Una línea de conservación es una instalación configurable a medida y de alta complejidad que precalienta, descascarilla y desoxida el acero de manera totalmente automática y después aplica imprimación para soldadura como protección temporal anticorrosión. Las líneas de conservación pueden alcanzar dimensiones enormes y permiten procesar grandes cantidades de chapas o perfiles de acero, por ejemplo, en astilleros, siderurgia o laminadores.
El componente principal de la línea de conservación es una granalladora con transportador de rodillos Rösler. Además, posee diferentes elementos que le permiten conectarse a una máquina en una fase previa o posterior.

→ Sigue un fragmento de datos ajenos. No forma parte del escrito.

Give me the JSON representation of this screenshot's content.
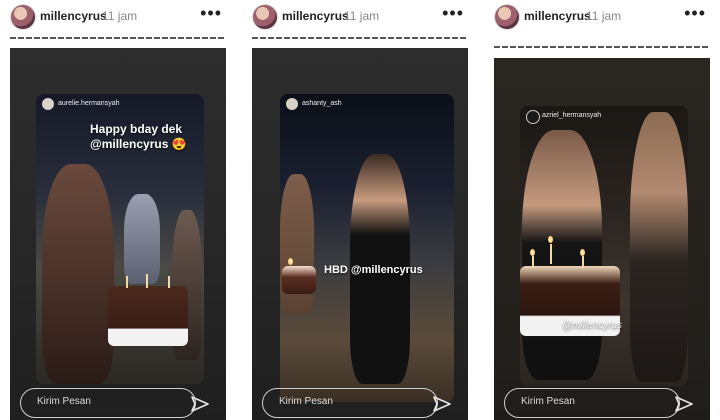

En combinación con una máquina de soplado previa, un precalentador aborda el procesado de piezas de acero húmedas y frías que se han almacenado a la intemperie. En función de la aplicación y de las condiciones locales, pueden utilizarse transportadores de rodillos, de cadena, transversales o sistemas similares. En la granalladora, que se sitúa el centro de la línea de conservación, se procede al descascarillado y desoxidado de las piezas con unas turbinas de alto rendimiento. A continuación, se aplica una capa de imprimación mediante un sistema de pintado que se seca en una secadora posterior hasta tal grado que las piezas puedan retirarse inmediatamente a la salida de la línea para su posterior procesamiento sin volver a dañar el recubrimiento. El calor residual del precalentador puede utilizarse en la secadora y así ahorrar energía.
Características
- Instalación configurable de forma individualizada.
- Revestimiento de teflón en el interior de la línea de pintura para facilitar la limpieza.
- Reducción del ”overspray” de pintura mediante sensor de presencia de piezas.
- Eficaz sistema de prefiltración del “overspray” de pintura mediante cepillos.
- Reciclaje del aire caliente.
- Control de seguridad para pinturas con base disolvente.